On se souvient de la phrase déroutante dans Lire le Capital : « Le bel argument que la preuve du pudding c’est qu’on le mange! Ce qui nous intéresse, c’est le mécanisme qui nous assure que c’est bien du pudding que nous mangeons et non une jeune éléphante au bain-marie, quand nous pensons manger notre pudding matinal ! » Pur trait délirant, éclair de la folie au détour d’un débat philosophique sérieux ? Rien n’est moins sûr.
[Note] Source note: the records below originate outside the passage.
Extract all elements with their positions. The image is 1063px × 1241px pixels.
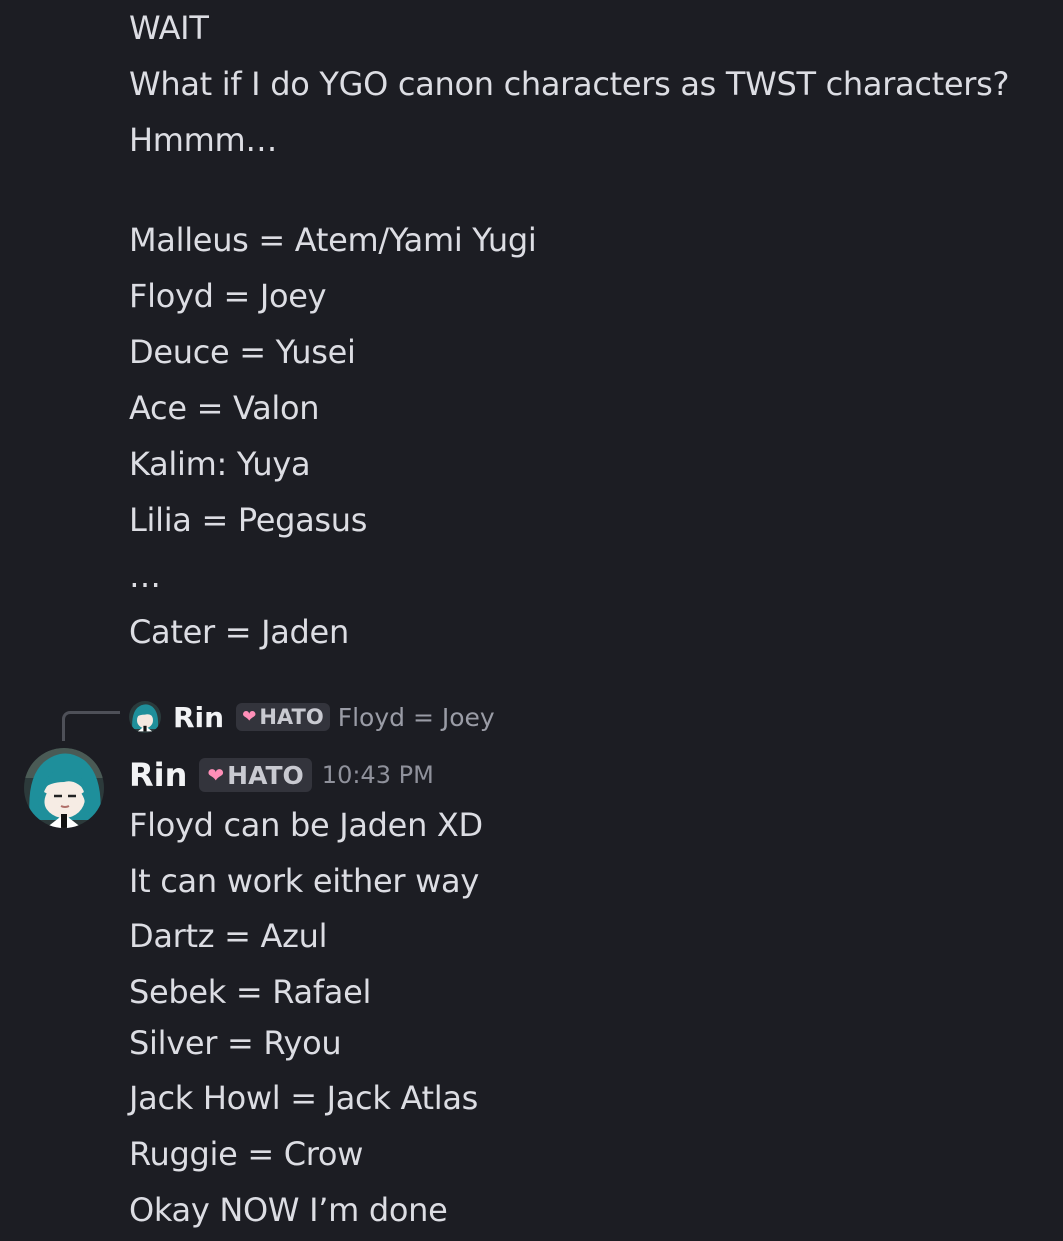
message-line: Lilia = Pegasus bbox=[129, 501, 368, 539]
message-line: WAIT bbox=[129, 9, 209, 47]
guild-tag[interactable]: ❤ HATO bbox=[236, 703, 330, 731]
message-line: Jack Howl = Jack Atlas bbox=[129, 1079, 478, 1117]
message-line: It can work either way bbox=[129, 862, 479, 900]
message-line: Floyd can be Jaden XD bbox=[129, 806, 483, 844]
message-header: Rin ❤ HATO 10:43 PM bbox=[129, 754, 434, 796]
message-line: Okay NOW I’m done bbox=[129, 1191, 448, 1229]
message-line: Sebek = Rafael bbox=[129, 973, 372, 1011]
heart-icon: ❤ bbox=[207, 763, 225, 787]
reply-avatar[interactable] bbox=[129, 701, 161, 733]
reply-reference[interactable]: Rin ❤ HATO Floyd = Joey bbox=[129, 697, 495, 737]
message-line: Malleus = Atem/Yami Yugi bbox=[129, 221, 537, 259]
message-line: Dartz = Azul bbox=[129, 917, 328, 955]
avatar[interactable] bbox=[24, 748, 104, 828]
message-line: Hmmm… bbox=[129, 121, 278, 159]
reply-snippet[interactable]: Floyd = Joey bbox=[338, 703, 495, 732]
message-line: … bbox=[129, 557, 161, 595]
heart-icon: ❤ bbox=[242, 707, 257, 727]
message-timestamp[interactable]: 10:43 PM bbox=[322, 761, 434, 789]
message-line: Ace = Valon bbox=[129, 389, 320, 427]
guild-tag-label: HATO bbox=[227, 760, 304, 790]
message-line: Kalim: Yuya bbox=[129, 445, 311, 483]
reply-author[interactable]: Rin bbox=[173, 701, 224, 734]
message-line: What if I do YGO canon characters as TWS… bbox=[129, 65, 1010, 103]
message-line: Cater = Jaden bbox=[129, 613, 349, 651]
reply-connector bbox=[62, 711, 120, 741]
guild-tag-label: HATO bbox=[259, 705, 324, 729]
message-line: Silver = Ryou bbox=[129, 1024, 342, 1062]
guild-tag[interactable]: ❤ HATO bbox=[199, 758, 312, 792]
message-line: Ruggie = Crow bbox=[129, 1135, 364, 1173]
message-author[interactable]: Rin bbox=[129, 756, 187, 794]
message-line: Floyd = Joey bbox=[129, 277, 327, 315]
message-line: Deuce = Yusei bbox=[129, 333, 356, 371]
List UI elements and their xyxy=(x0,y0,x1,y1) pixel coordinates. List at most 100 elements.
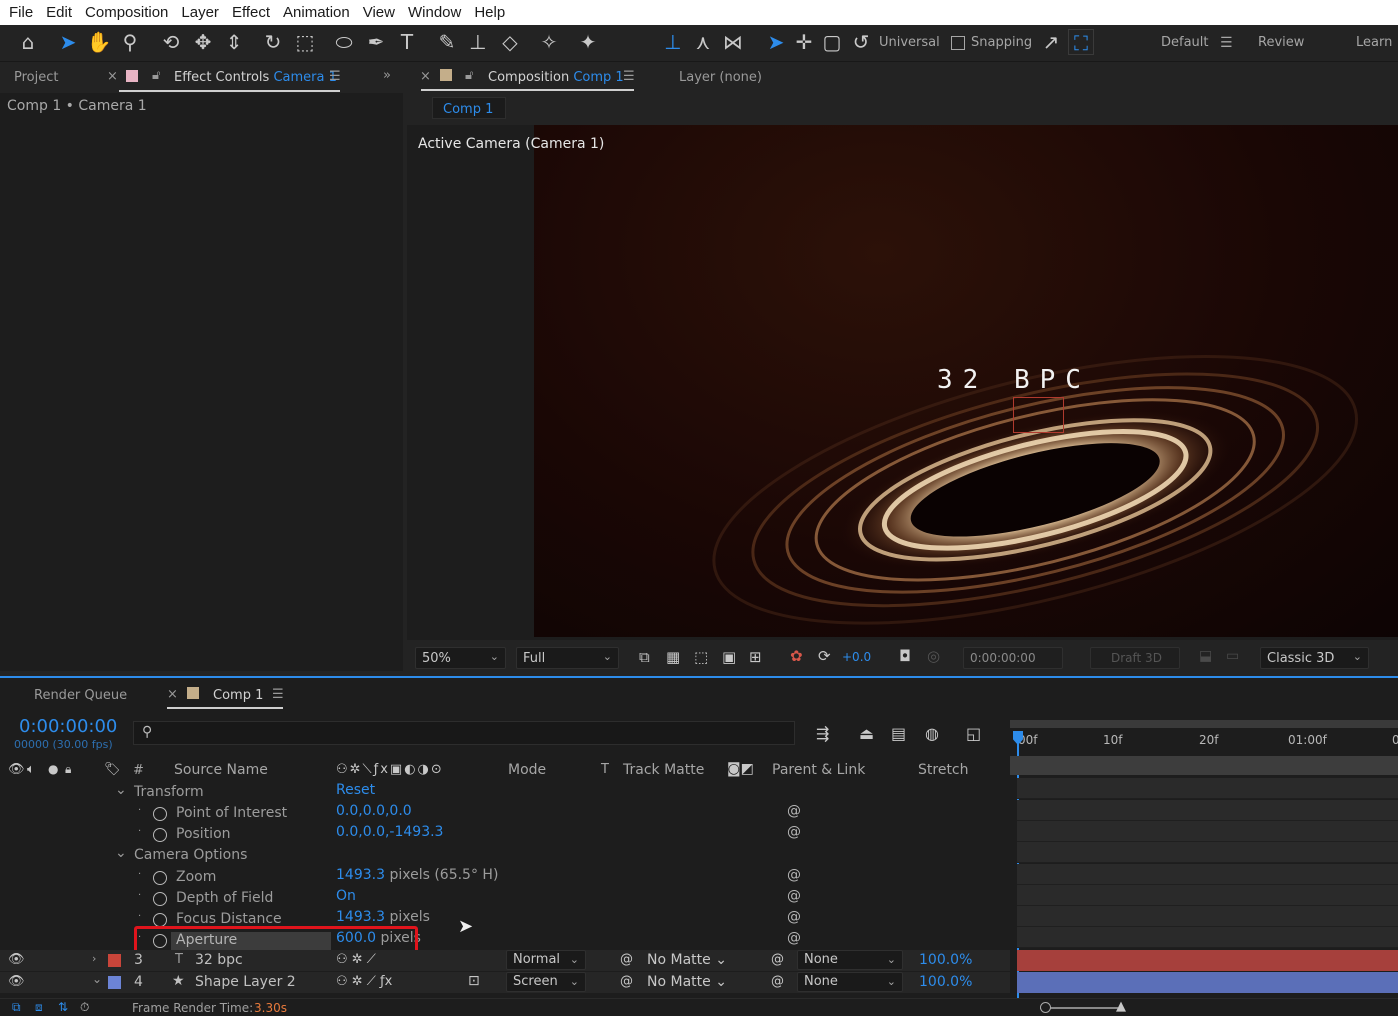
mask-visibility-icon[interactable]: ⬚ xyxy=(694,648,708,666)
channel-icon[interactable]: ✿ xyxy=(790,647,803,665)
view-axis-icon[interactable]: ⋈ xyxy=(720,29,746,55)
stretch-value[interactable]: 100.0% xyxy=(919,952,972,968)
timecode-field[interactable]: 0:00:00:00 xyxy=(963,647,1063,669)
layer-switches-toggle-icon[interactable]: ⧉ xyxy=(12,1000,21,1015)
tab-project[interactable]: Project xyxy=(14,70,58,85)
workspace-menu-icon[interactable]: ☰ xyxy=(1220,35,1233,51)
composition-mini-flowchart-icon[interactable]: ⇶ xyxy=(816,724,829,743)
lock-icon[interactable]: 🔓︎ xyxy=(152,68,160,83)
close-icon[interactable]: × xyxy=(167,687,178,702)
layer-label-color[interactable] xyxy=(108,976,121,989)
pickwhip-icon[interactable]: @ xyxy=(787,867,801,883)
transfer-controls-toggle-icon[interactable]: ⧈ xyxy=(35,1000,43,1015)
panel-menu-icon[interactable]: ☰ xyxy=(329,69,341,84)
world-axis-icon[interactable]: ⋏ xyxy=(690,29,716,55)
layer-switches-icons[interactable]: ⚇ ✲ ⟋ ƒx xyxy=(336,974,392,989)
menu-file[interactable]: File xyxy=(9,4,33,21)
selection-tool-icon[interactable]: ➤ xyxy=(55,29,81,55)
snap-options-icon[interactable]: ↗ xyxy=(1038,29,1064,55)
resolution-dropdown[interactable]: Full ⌄ xyxy=(516,647,619,669)
close-icon[interactable]: × xyxy=(420,69,431,84)
in-out-toggle-icon[interactable]: ⇅ xyxy=(58,1000,68,1014)
lock-icon[interactable]: 🔓︎ xyxy=(465,68,473,83)
rotate-3d-icon[interactable]: ↺ xyxy=(848,29,874,55)
expand-panels-icon[interactable]: » xyxy=(383,68,391,83)
pickwhip-icon[interactable]: @ xyxy=(620,974,633,989)
tab-render-queue[interactable]: Render Queue xyxy=(34,688,127,703)
blend-mode-dropdown[interactable]: Normal ⌄ xyxy=(506,950,586,970)
layer-label-color[interactable] xyxy=(108,954,121,967)
stopwatch-icon[interactable] xyxy=(153,892,167,906)
snapshot-camera-icon[interactable]: ◘ xyxy=(899,647,911,665)
transparency-grid-icon[interactable]: ▦ xyxy=(666,648,680,666)
select-3d-icon[interactable]: ➤ xyxy=(763,29,789,55)
pickwhip-icon[interactable]: @ xyxy=(787,803,801,819)
panel-menu-icon[interactable]: ☰ xyxy=(272,687,284,702)
zoom-tool-icon[interactable]: ⚲ xyxy=(117,29,143,55)
tab-effect-controls[interactable]: Effect Controls Camera 1 xyxy=(174,70,337,85)
renderer-dropdown[interactable]: Classic 3D ⌄ xyxy=(1260,647,1369,669)
comp-canvas[interactable]: 32 BPC xyxy=(534,125,1398,637)
tab-composition[interactable]: Composition Comp 1 xyxy=(488,70,624,85)
move-3d-icon[interactable]: ✛ xyxy=(791,29,817,55)
zoom-slider-handle[interactable] xyxy=(1040,1002,1051,1013)
track-matte-value[interactable]: No Matte ⌄ xyxy=(647,952,727,968)
graph-editor-icon[interactable]: ◱ xyxy=(966,724,981,743)
layer-name[interactable]: Shape Layer 2 xyxy=(195,974,296,990)
stopwatch-icon[interactable] xyxy=(153,871,167,885)
depth-of-field-value[interactable]: On xyxy=(336,888,356,904)
ellipse-tool-icon[interactable]: ⬭ xyxy=(331,29,357,55)
pickwhip-icon[interactable]: @ xyxy=(620,952,633,967)
parent-dropdown[interactable]: None ⌄ xyxy=(797,972,903,992)
layer-name[interactable]: 32 bpc xyxy=(195,952,243,968)
chevron-down-icon[interactable]: ⌄ xyxy=(115,845,127,861)
stopwatch-icon[interactable] xyxy=(153,807,167,821)
snap-grid-icon[interactable]: ⛶ xyxy=(1068,29,1094,55)
scale-3d-icon[interactable]: ▢ xyxy=(819,29,845,55)
current-timecode[interactable]: 0:00:00:00 xyxy=(19,716,117,737)
dolly-tool-icon[interactable]: ⇕ xyxy=(221,29,247,55)
work-area-bar[interactable] xyxy=(1010,720,1398,728)
menu-composition[interactable]: Composition xyxy=(85,4,168,21)
layer-switches-icons[interactable]: ⚇ ✲ ⟋ xyxy=(336,952,376,967)
comp-subtab[interactable]: Comp 1 xyxy=(432,97,506,119)
draft-3d-toggle[interactable]: Draft 3D xyxy=(1090,647,1180,669)
camera-options-label[interactable]: Camera Options xyxy=(134,847,247,863)
chevron-down-icon[interactable]: ⌄ xyxy=(92,972,102,986)
parent-pickwhip-icon[interactable]: @ xyxy=(771,974,784,989)
tab-comp-1[interactable]: Comp 1 xyxy=(213,688,263,703)
region-of-interest-icon[interactable]: ▣ xyxy=(722,648,736,666)
frame-blending-icon[interactable]: ▤ xyxy=(891,724,906,743)
zoom-slider[interactable] xyxy=(1040,1007,1118,1009)
pan-behind-tool-icon[interactable]: ⬚ xyxy=(292,29,318,55)
stretch-value[interactable]: 100.0% xyxy=(919,974,972,990)
menu-help[interactable]: Help xyxy=(474,4,505,21)
layer-bar[interactable] xyxy=(1017,972,1398,993)
layer-row[interactable]: 👁︎ ⌄ 4 ★ Shape Layer 2 ⚇ ✲ ⟋ ƒx ⊡ Screen… xyxy=(0,972,1010,993)
render-time-toggle-icon[interactable]: ⏱ xyxy=(80,1000,89,1015)
pickwhip-icon[interactable]: @ xyxy=(787,930,801,946)
brush-tool-icon[interactable]: ✎ xyxy=(434,29,460,55)
draft-3d-timeline-icon[interactable]: ⏏ xyxy=(859,724,874,743)
local-axis-icon[interactable]: ⊥ xyxy=(660,29,686,55)
parent-dropdown[interactable]: None ⌄ xyxy=(797,950,903,970)
menu-effect[interactable]: Effect xyxy=(232,4,270,21)
zoom-in-mountain-icon[interactable]: ▲ xyxy=(1116,999,1126,1014)
menu-layer[interactable]: Layer xyxy=(181,4,219,21)
eye-icon[interactable]: 👁︎ xyxy=(8,952,25,967)
layer-bar[interactable] xyxy=(1017,950,1398,971)
home-icon[interactable]: ⌂ xyxy=(15,29,41,55)
parent-pickwhip-icon[interactable]: @ xyxy=(771,952,784,967)
motion-blur-icon[interactable]: ◍ xyxy=(925,724,939,743)
menu-view[interactable]: View xyxy=(363,4,395,21)
roto-brush-tool-icon[interactable]: ✧ xyxy=(536,29,562,55)
canvas-text-layer[interactable]: 32 BPC xyxy=(937,365,1091,395)
pen-tool-icon[interactable]: ✒ xyxy=(363,29,389,55)
grid-guides-icon[interactable]: ⊞ xyxy=(749,648,762,666)
rotation-tool-icon[interactable]: ↻ xyxy=(260,29,286,55)
workspace-learn[interactable]: Learn xyxy=(1356,35,1392,50)
menu-animation[interactable]: Animation xyxy=(283,4,350,21)
type-tool-icon[interactable]: T xyxy=(394,29,420,55)
workspace-default[interactable]: Default xyxy=(1161,35,1209,50)
menu-edit[interactable]: Edit xyxy=(46,4,72,21)
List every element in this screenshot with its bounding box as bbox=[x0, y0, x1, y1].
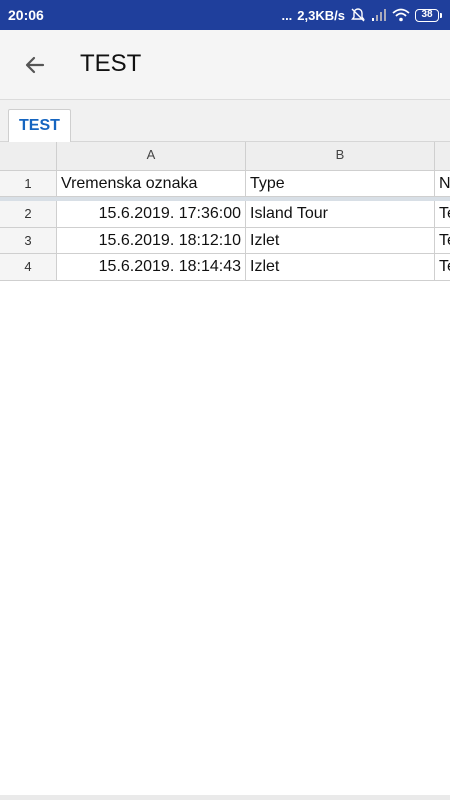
sheet-tabs: TEST bbox=[0, 100, 450, 142]
cell-b2[interactable]: Island Tour bbox=[246, 201, 435, 228]
cell-c1[interactable]: N bbox=[435, 171, 450, 197]
corner-cell[interactable] bbox=[0, 142, 57, 171]
mute-alarm-icon bbox=[350, 7, 366, 23]
cell-b4[interactable]: Izlet bbox=[246, 254, 435, 281]
app-bar: TEST bbox=[0, 30, 450, 100]
cell-b1[interactable]: Type bbox=[246, 171, 435, 197]
wifi-icon bbox=[392, 8, 410, 22]
cell-a2[interactable]: 15.6.2019. 17:36:00 bbox=[57, 201, 246, 228]
battery-level: 38 bbox=[415, 8, 439, 22]
cell-a1[interactable]: Vremenska oznaka bbox=[57, 171, 246, 197]
row-number[interactable]: 1 bbox=[0, 171, 57, 197]
cell-a3[interactable]: 15.6.2019. 18:12:10 bbox=[57, 228, 246, 254]
status-dots: ... bbox=[281, 7, 293, 23]
status-icons: ... 2,3KB/s 38 bbox=[281, 7, 442, 23]
bottom-edge bbox=[0, 795, 450, 800]
spreadsheet-grid: A B C 1 Vremenska oznaka Type N 2 15.6.2… bbox=[0, 142, 450, 282]
tab-test[interactable]: TEST bbox=[8, 109, 71, 142]
cell-a4[interactable]: 15.6.2019. 18:14:43 bbox=[57, 254, 246, 281]
network-speed: 2,3KB/s bbox=[297, 7, 345, 23]
arrow-left-icon bbox=[25, 56, 45, 74]
column-header-a[interactable]: A bbox=[57, 142, 246, 171]
status-time: 20:06 bbox=[8, 7, 44, 23]
row-number[interactable]: 4 bbox=[0, 254, 57, 281]
cell-c3[interactable]: Te bbox=[435, 228, 450, 254]
page-title: TEST bbox=[80, 50, 142, 77]
battery-icon: 38 bbox=[415, 8, 442, 22]
status-bar: 20:06 ... 2,3KB/s 38 bbox=[0, 0, 450, 30]
cell-c4[interactable]: Te bbox=[435, 254, 450, 281]
row-number[interactable]: 3 bbox=[0, 228, 57, 254]
signal-icon bbox=[371, 8, 387, 22]
row-number[interactable]: 2 bbox=[0, 201, 57, 228]
cell-c2[interactable]: Te bbox=[435, 201, 450, 228]
column-header-b[interactable]: B bbox=[246, 142, 435, 171]
back-button[interactable] bbox=[14, 44, 56, 86]
cell-b3[interactable]: Izlet bbox=[246, 228, 435, 254]
column-header-c[interactable]: C bbox=[435, 142, 450, 171]
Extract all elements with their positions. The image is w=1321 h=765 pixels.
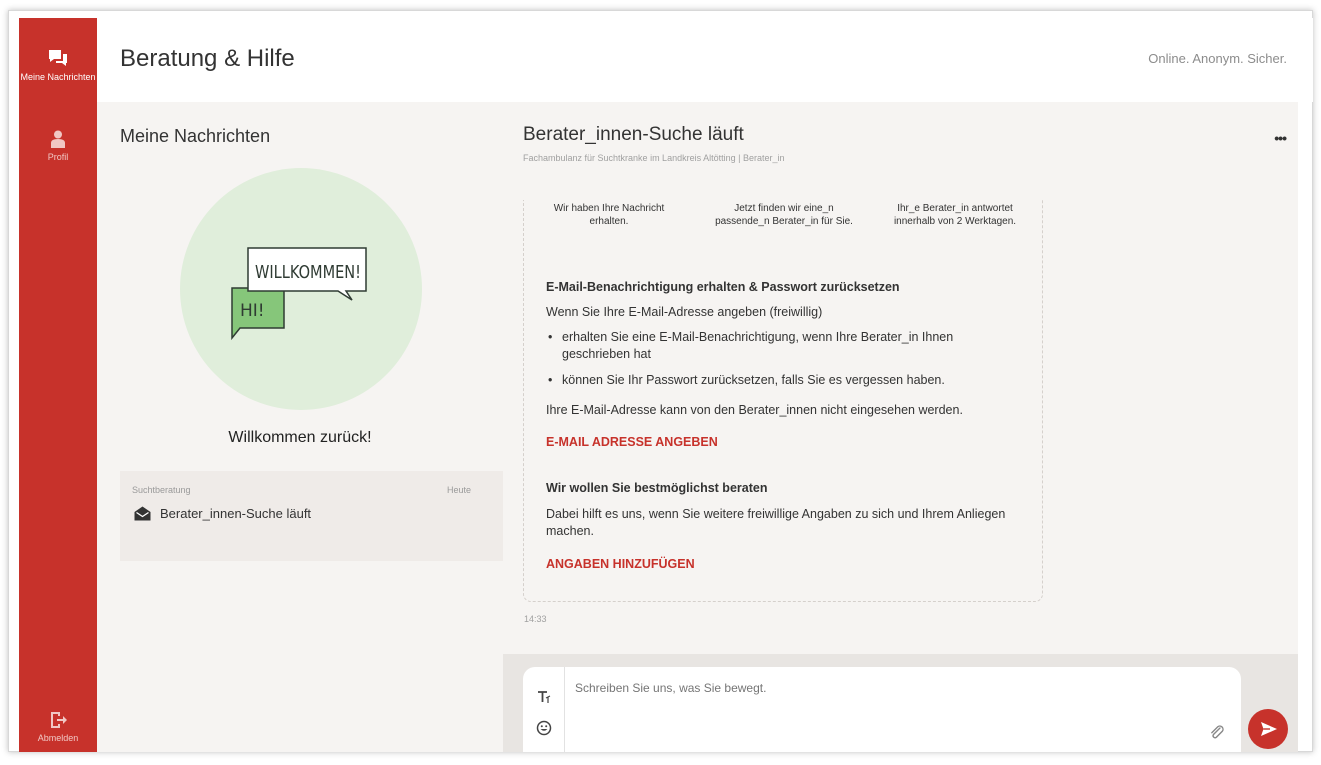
sidebar-item-messages[interactable]: Meine Nachrichten [19,48,97,83]
advice-section-title: Wir wollen Sie bestmöglichst beraten [546,481,768,495]
panel-title: Meine Nachrichten [120,126,271,146]
send-icon [1261,722,1277,736]
session-topic: Suchtberatung [132,485,191,495]
message-time: 14:33 [524,614,547,624]
emoji-icon[interactable] [536,720,552,736]
send-button[interactable] [1248,709,1288,749]
welcome-text: Willkommen zurück! [228,429,372,446]
add-email-link[interactable]: E-MAIL ADRESSE ANGEBEN [546,435,718,449]
envelope-open-icon [134,506,151,521]
session-subject: Berater_innen-Suche läuft [160,506,312,521]
email-bullet-password: können Sie Ihr Passwort zurücksetzen, fa… [546,372,1016,389]
step-received: Wir haben Ihre Nachricht erhalten. [553,203,665,227]
email-section-note: Ihre E-Mail-Adresse kann von den Berater… [546,403,963,417]
session-date: Heute [446,485,471,495]
attachment-icon[interactable] [1209,725,1225,741]
conversation-subtitle: Fachambulanz für Suchtkranke im Landkrei… [523,153,785,163]
add-details-link[interactable]: ANGABEN HINZUFÜGEN [546,557,695,571]
step-searching: Jetzt finden wir eine_n passende_n Berat… [715,203,853,227]
person-icon [51,130,65,148]
conversation-panel: Berater_innen-Suche läuft Fachambulanz f… [503,102,1298,752]
email-section-intro: Wenn Sie Ihre E-Mail-Adresse angeben (fr… [546,305,823,319]
sidebar-item-label: Profil [47,152,69,162]
email-bullet-notification: erhalten Sie eine E-Mail-Benachrichtigun… [546,329,1016,363]
email-section-title: E-Mail-Benachrichtigung erhalten & Passw… [546,280,900,294]
app-title: Beratung & Hilfe [120,45,295,72]
sidebar: Meine Nachrichten Profil Abmelden [19,18,97,752]
session-row: Berater_innen-Suche läuft [134,506,311,521]
sessions-panel: Meine Nachrichten HI! WILLKOMMEN! Willko… [97,102,503,752]
session-list-item[interactable]: Suchtberatung Heute Berater_innen-Suche … [120,471,503,561]
bubble-small-text: HI! [240,301,265,321]
composer-toolbar [523,667,565,752]
text-format-icon[interactable] [536,689,552,705]
system-message: Wir haben Ihre Nachricht erhalten. Jetzt… [523,200,1043,602]
step-response-time: Ihr_e Berater_in antwortet innerhalb von… [893,203,1017,227]
logout-label: Abmelden [37,733,79,743]
message-input[interactable] [567,673,1187,745]
sidebar-item-profile[interactable]: Profil [19,130,97,163]
message-composer [523,667,1241,752]
chat-bubbles-icon [49,50,67,66]
sidebar-item-label: Meine Nachrichten [20,72,96,82]
tagline: Online. Anonym. Sicher. [1148,51,1287,66]
bubble-large-text: WILLKOMMEN! [255,262,361,283]
welcome-illustration: HI! WILLKOMMEN! [180,168,422,410]
header: Beratung & Hilfe Online. Anonym. Sicher. [97,18,1313,102]
more-options-icon[interactable]: ••• [1274,130,1287,146]
advice-section-text: Dabei hilft es uns, wenn Sie weitere fre… [546,507,1006,538]
logout-button[interactable]: Abmelden [19,711,97,744]
logout-icon [51,712,67,728]
conversation-title: Berater_innen-Suche läuft [523,124,744,145]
Peut-être a-t-il fallu l’intervention de cet autre animal extravagant pour invalider, une bonne fois pour toutes, le matérialisme facile, peut-être sans lui le déplacement qu’Althusser inflige au questionnement philosophique matérialiste serait-il resté inaudible et sans effet. Reste à savoir pourquoi il importait de transformer le si mâle éléphant en jeune fille. On connaît l’importance qu’Althusser accordait aux femmes dans l’éclatement de ses passages délirants ; jamais il ne les déclarait responsables, mais il savait – ou croyait savoir – qu’une partie de sa déraison était liée au féminin.
Féminin archaïque, menaçant et persécuteur, domestiqué sous forme de tendre chair d’une jeune éléphante obtenue par cuisson lente, de paysanne traditionnelle au regard modeste ou de cette femme-animal qu’est la girafe dans sa si maladroite élégance tâtonnante. C’est à cette condition-là qu’il semble pouvoir entrer dans le cocon, et bien plus : contribuer au déploiement des forces productives qui y agissent et qui, si elles étaient restées gentiment raisonnables, n’auraient jamais déplacé une seule question en problème. Althusser, plus que personne d’autre, en savait long sur l’impossibilité de cette domestication. Il n’empêche qu’il tînt à la tentative. Pour une fois, tout de même, ce faisant il n’a pas réussi à déplacer les termes de la question : clivé entre force archaïque et absolument domestiquée, le féminin ne pouvait être qu’une mise en échec de celui qui jouait à ce jeu. Fissure ou renforcement, pour le cocon d’Althusser le féminin était l’un et l’autre, et comme le cocon lui-même, indispensable à son plaisir de produire de la philosophie.